Не плеснуть ли из ковшика на каменку, не поддать ли жару? Не сыпануть ли лишнюю щепоть соли на старинные раны? Вот несколько страниц, мигом превращающие текстолога со стажем и ведущего специалиста по Чиграшову в вуайериста, приникшего с отвисшей от недужного внимания челюстью к замочной скважине – своеобразное «peep-show».

«Вчера А. как прорвало, сидя напротив меня в чем мать родила, покуривая и прихлебывая остывший чай, – исповедывалась битый час.

Небольшой шахтерский городишко. Помянутая мать – мать-одиночка: смолоду – вылитая Любовь Орлова, бывшая провинциальная актриса с возгласами и жестикуляцией, энтузиастка-сталинистка, выпивоха, понятно, с нетрезвой слезой вспоминающая гастроли фронтовых бригад. Любила завить горе веревочкой, тряхнуть стариной и гульнуть так гульнуть с театральной братией какой-нибудь проезжей белореченской или гомельской труппы: «Федька, солнце мое, совсем ты стал лысый! Наливай, дуся, неспетая ты моя песня!»«. Под застольный галдеж А. коротала детство.

В считанные годы хранительница семейного очага проделала стремительный – сообразно темпераменту – путь от библиотекаря до буфетчицы на станции. Жили они помаленьку в одной комнате в доме барачного типа от одного материнского загула до другого.

Раз в два-три месяца вырастал в дверях очередной друг юности, жовиальный работник кулис. Пили, пели, вспоминали; было интересно, но досаждало, что мать быстро пьянеет и забивает хмельным словоизвержением обаятельного балагура-собеседника. Гостю стелили на полу; спустя полчаса мать вставала и при пламени спички проверяла, спит ли дочь, – и это было особое искусство: не выдать себя смаргиваньем. Удостоверившись, что всё тишь да гладь, мать ложилась к гостю, и начиналось это . Но А. пугали не столько возня и постанывание справа от ее раскладушки, сколько завтрашний спектакль, потому что наступал день, и двое взрослых и девочка-подросток как ни в чем не бывало продолжали играть в мать, дочь и друга-постояльца.

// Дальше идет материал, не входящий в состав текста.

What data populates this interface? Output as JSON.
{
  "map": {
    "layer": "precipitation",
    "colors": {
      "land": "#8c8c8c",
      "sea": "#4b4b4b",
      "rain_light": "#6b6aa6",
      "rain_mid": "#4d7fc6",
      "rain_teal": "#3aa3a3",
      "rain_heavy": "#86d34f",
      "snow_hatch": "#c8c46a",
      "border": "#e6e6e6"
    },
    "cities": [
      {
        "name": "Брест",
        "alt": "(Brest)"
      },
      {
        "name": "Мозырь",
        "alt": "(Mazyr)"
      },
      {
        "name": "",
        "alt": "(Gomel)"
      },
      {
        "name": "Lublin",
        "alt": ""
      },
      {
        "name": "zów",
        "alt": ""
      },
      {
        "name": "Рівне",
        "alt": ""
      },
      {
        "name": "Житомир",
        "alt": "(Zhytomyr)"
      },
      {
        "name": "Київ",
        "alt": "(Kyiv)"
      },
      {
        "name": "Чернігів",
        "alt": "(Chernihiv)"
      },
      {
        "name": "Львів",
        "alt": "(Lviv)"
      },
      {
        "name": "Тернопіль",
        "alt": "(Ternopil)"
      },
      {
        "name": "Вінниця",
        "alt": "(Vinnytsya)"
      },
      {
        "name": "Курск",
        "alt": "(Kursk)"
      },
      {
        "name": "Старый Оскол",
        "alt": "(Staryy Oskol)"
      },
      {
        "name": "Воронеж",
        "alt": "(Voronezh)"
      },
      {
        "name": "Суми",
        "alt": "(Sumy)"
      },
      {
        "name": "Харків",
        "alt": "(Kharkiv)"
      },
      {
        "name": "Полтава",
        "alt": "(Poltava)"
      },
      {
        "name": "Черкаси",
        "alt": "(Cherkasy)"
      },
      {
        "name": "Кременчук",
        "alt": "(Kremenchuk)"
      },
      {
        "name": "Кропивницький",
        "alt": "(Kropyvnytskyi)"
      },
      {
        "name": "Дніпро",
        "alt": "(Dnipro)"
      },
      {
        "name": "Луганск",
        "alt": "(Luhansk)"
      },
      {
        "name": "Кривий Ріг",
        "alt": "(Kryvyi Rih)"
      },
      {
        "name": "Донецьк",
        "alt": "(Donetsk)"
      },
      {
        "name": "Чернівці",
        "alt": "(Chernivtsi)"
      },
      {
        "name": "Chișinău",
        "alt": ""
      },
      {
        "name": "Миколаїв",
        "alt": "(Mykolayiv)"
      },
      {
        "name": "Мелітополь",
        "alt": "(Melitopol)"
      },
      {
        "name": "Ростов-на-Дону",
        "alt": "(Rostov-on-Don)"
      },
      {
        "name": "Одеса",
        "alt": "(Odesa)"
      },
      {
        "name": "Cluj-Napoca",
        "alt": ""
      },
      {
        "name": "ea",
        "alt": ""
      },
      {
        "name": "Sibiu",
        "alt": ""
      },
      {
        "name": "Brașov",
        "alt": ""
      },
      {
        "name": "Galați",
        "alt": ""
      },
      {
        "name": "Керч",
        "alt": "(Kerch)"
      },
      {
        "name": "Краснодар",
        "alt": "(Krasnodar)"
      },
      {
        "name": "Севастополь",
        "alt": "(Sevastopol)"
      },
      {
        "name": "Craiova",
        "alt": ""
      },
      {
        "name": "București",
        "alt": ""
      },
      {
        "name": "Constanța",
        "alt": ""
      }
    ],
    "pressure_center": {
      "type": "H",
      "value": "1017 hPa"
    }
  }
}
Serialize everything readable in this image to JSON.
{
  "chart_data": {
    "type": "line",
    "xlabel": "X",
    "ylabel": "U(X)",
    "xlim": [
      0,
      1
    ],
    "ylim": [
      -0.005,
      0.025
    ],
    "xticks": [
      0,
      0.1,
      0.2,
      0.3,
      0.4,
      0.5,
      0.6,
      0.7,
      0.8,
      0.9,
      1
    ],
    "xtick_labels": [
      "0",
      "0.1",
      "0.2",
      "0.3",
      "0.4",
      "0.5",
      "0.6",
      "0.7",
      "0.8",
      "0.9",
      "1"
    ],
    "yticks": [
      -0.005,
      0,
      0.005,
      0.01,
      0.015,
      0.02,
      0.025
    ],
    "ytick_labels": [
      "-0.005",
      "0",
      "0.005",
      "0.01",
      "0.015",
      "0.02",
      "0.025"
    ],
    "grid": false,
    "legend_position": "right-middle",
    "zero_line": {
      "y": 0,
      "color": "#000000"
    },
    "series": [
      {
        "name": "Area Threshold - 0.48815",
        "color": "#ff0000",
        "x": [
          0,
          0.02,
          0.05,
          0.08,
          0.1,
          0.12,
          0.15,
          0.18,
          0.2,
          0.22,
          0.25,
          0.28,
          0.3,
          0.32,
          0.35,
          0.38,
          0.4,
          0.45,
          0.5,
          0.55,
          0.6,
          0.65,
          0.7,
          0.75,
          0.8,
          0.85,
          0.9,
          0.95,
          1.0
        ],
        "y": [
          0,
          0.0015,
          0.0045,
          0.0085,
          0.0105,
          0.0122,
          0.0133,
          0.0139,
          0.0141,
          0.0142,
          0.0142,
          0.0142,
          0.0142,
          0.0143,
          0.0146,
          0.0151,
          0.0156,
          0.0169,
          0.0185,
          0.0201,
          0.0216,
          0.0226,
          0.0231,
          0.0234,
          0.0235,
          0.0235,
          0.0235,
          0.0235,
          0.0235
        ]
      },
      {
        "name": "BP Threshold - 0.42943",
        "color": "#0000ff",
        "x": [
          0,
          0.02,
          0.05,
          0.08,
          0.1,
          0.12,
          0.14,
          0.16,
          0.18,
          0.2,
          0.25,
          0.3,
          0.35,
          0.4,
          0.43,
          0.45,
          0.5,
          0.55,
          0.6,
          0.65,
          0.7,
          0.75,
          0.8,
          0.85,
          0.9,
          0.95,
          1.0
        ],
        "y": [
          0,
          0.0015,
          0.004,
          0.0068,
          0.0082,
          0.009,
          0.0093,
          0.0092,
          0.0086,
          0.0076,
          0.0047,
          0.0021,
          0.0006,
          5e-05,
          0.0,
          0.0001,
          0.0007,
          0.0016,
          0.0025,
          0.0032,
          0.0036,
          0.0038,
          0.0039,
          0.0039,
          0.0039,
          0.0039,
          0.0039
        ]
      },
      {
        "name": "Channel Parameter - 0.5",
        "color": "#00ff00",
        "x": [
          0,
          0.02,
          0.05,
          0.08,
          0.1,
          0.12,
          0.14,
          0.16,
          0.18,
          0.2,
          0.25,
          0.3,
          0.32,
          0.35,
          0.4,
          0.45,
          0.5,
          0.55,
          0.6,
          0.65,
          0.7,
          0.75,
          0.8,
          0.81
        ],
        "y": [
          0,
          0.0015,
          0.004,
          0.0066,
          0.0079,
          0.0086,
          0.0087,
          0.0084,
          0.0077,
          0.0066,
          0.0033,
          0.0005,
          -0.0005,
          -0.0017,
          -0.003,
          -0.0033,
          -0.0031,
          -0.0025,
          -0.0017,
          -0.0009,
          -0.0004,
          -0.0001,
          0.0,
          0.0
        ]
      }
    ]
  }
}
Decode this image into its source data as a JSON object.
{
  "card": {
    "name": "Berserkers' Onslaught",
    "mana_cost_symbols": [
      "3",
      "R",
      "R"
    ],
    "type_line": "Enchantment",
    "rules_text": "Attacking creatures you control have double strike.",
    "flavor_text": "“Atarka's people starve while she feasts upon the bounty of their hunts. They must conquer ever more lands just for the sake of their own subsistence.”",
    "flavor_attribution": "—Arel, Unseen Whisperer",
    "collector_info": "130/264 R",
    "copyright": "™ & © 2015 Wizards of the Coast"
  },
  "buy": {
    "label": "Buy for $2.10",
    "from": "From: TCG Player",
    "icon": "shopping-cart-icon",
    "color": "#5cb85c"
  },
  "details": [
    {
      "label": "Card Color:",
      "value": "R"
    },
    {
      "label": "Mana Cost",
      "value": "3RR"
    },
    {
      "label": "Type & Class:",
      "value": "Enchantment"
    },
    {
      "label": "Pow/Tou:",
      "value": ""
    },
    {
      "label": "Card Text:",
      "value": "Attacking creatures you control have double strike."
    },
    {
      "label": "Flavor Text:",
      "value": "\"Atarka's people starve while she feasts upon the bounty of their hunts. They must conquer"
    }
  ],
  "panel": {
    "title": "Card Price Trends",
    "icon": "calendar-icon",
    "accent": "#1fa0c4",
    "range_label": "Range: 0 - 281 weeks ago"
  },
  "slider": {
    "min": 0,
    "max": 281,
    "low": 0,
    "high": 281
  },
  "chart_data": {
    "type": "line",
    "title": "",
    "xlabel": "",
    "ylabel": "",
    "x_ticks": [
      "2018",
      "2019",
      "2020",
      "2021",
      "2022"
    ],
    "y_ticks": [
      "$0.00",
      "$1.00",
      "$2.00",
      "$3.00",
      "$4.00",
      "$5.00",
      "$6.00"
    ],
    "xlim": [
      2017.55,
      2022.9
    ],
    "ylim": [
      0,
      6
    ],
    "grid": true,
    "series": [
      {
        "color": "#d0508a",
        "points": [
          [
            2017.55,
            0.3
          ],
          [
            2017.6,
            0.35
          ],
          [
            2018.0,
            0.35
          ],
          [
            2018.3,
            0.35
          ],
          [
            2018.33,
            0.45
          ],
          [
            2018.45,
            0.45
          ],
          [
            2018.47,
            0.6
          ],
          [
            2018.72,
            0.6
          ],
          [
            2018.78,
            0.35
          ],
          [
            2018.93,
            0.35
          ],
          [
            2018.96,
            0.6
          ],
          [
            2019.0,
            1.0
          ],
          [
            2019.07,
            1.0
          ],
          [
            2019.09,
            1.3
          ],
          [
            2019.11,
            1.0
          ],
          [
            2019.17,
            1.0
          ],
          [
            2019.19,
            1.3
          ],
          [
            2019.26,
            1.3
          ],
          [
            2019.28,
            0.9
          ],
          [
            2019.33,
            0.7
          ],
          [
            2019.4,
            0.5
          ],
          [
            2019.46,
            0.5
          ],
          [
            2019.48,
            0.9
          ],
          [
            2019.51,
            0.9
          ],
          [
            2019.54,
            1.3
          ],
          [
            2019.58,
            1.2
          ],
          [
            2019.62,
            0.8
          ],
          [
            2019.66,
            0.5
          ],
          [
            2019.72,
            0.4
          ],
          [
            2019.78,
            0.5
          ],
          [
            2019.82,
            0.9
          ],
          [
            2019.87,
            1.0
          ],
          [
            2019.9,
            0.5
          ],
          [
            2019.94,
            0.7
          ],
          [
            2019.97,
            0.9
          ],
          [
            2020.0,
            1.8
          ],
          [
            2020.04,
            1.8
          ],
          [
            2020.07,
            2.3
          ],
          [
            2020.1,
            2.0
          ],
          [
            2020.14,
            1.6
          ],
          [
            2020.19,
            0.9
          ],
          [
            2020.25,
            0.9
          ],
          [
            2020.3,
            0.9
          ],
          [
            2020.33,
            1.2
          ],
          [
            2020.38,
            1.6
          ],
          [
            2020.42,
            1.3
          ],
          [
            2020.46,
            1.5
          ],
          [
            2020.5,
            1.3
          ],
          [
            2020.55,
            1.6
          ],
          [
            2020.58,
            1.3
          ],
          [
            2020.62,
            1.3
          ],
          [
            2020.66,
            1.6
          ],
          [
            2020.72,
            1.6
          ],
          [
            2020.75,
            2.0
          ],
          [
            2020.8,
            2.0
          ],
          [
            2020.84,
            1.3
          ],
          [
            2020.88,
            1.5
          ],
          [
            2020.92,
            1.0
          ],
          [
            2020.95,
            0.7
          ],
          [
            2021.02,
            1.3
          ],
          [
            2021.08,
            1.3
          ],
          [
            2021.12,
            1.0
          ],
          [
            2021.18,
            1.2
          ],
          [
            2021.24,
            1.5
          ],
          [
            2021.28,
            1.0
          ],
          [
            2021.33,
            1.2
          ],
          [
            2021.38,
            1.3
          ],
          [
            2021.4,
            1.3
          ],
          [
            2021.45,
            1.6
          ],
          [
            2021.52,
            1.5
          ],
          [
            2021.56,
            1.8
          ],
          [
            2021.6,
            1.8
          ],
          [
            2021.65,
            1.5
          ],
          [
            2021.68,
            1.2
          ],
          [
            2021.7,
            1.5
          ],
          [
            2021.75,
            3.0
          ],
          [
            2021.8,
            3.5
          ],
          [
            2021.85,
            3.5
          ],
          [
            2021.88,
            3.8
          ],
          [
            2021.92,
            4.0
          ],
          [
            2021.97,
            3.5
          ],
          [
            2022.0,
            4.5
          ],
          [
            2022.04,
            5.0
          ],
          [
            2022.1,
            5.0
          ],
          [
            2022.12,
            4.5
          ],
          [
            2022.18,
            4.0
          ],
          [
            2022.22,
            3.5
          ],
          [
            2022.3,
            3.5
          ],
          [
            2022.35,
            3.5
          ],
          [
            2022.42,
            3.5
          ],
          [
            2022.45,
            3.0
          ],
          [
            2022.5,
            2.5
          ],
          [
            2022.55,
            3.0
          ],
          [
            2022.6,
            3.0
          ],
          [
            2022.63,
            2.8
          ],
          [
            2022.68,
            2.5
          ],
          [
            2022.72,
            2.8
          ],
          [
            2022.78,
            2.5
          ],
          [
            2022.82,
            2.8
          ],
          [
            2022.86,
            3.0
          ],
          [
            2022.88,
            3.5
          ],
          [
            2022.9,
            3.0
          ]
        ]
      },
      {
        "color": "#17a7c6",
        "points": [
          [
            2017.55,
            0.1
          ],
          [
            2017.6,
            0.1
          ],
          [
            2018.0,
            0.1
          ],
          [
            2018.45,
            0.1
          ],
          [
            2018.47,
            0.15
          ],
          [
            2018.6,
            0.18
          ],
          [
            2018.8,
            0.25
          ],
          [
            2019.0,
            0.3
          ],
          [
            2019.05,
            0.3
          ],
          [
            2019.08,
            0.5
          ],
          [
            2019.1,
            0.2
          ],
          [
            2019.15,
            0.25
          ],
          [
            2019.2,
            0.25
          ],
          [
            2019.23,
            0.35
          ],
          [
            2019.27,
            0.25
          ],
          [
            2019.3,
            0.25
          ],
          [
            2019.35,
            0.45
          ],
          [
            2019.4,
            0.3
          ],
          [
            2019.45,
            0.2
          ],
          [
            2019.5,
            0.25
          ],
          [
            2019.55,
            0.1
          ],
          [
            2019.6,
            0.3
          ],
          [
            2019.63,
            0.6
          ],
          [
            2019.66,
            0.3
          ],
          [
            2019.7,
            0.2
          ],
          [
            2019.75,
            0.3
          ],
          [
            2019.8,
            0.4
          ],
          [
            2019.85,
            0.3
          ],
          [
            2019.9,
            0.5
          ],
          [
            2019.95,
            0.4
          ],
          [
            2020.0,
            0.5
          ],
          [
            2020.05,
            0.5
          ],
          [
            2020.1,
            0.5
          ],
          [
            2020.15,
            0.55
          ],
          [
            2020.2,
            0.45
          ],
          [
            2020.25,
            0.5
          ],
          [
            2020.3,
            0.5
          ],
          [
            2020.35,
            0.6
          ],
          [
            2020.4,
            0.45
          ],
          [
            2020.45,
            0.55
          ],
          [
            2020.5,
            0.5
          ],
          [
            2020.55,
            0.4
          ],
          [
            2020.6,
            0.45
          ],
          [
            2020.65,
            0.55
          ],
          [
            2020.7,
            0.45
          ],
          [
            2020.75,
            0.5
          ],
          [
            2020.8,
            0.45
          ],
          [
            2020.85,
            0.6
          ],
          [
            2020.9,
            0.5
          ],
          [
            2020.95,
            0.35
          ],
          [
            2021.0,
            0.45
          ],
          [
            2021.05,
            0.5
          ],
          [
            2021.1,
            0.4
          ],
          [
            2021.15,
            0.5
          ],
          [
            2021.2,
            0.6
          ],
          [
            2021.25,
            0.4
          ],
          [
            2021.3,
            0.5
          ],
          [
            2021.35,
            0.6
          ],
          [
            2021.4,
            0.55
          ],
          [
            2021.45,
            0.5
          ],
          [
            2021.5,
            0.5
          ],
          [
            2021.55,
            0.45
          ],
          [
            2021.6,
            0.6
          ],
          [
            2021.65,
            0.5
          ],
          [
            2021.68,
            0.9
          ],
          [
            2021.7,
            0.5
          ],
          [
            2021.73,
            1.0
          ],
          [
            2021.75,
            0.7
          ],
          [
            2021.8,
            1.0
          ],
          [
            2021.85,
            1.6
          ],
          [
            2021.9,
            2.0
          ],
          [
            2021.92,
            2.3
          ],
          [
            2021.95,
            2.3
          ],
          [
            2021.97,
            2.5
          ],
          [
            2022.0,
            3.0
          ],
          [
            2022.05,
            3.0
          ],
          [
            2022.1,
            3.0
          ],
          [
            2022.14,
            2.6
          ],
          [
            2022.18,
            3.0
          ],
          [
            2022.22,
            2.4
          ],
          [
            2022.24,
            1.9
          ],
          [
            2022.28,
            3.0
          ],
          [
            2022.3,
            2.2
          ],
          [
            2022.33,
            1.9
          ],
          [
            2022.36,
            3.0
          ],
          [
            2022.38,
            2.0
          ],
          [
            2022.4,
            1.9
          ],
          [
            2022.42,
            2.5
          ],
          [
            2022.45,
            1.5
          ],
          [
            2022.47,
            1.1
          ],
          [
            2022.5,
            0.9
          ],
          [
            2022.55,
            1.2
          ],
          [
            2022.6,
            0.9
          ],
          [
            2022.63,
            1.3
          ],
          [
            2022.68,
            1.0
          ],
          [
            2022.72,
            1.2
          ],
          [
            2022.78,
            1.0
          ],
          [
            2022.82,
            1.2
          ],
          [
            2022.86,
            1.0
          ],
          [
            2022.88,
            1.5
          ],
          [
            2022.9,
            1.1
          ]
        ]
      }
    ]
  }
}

А. было четырнадцать лет, когда друг-постоялец, клоун гастролировавшей в городке цирковой труппы – дядя Коля чем свет сделал отроковицу женщиной. Накануне с вечера все разыгрывалось, как по нотам: сперва застолье – веселое поначалу, бессвязное к концу, – потом проверка спичкой, потом это . Но это длилось так долго и с таким шумом, что уснула А. только под утро, а когда проснулась, мать уже ушла на службу, а дядя Коля сидел, покрывшись простыней и свесив ноги с материнской кровати, и как-то заново разглядывал проснувшуюся. Разглядывал-разглядывал, а после откинул с чресел простыню и показал А. свое хозяйство. Парализованная страхом и любопытством, девочка почти не сопротивлялась, сильной боли не испытала и зла на растлителя не держала».

Эврика. Вот, собственно, с какого потолка взялись в Анином рифмоплетстве цирковые коннотации. Но продолжение следует. Для потомков припасена еще одна фривольная новелла в ренессансном ключе.

«Уже в Москве, где А. последние два года живет в теткиной квартире и через пень-колоду учится всякой гуманитарной премудрости, она, беспутное создание, сошлась с пятидесятилетним гинекологом Гальпериным. Он, умелец, и натаскал провинциалку-дилетантку по части любовной акробатики, прилежно освоил в этом девятивратном граде кое-какие ходы и выходы, привадил к французской любви. А. долго пребывала в убеждении, что это они первые в целом свете такое удумали, и радовалась связывающей их срамной тайне.

Раз Анины знакомые, собираясь в отъезд, попросили ее пожить у них с неделю: поливать цветы, кормить кота. Аня переехала и как-то под вечер ждала Гальперина и от нетерпения напробовалась коньяку из хозяйского бара. Непривычная пить в одиночку, пьяненькая девушка и коту поднесла валерьянки в блюдце. Кота забрало, он взмыл на стеллажи, содержимое полок посыпалось на пол. Аня ставила книги на место, когда под руку ей подвернулось тематическое изданьице, богато иллюстрированный журнал, где среди прочих групповых и парных хитросплетений тел нашлось место и для ее с Гальпериным любовной причуды. Потрясение Ани было так велико, что она не отперла дверь на требовательные звонки старого греховодника. Вскоре, впрочем, гинеколог и вообще сошел на нет».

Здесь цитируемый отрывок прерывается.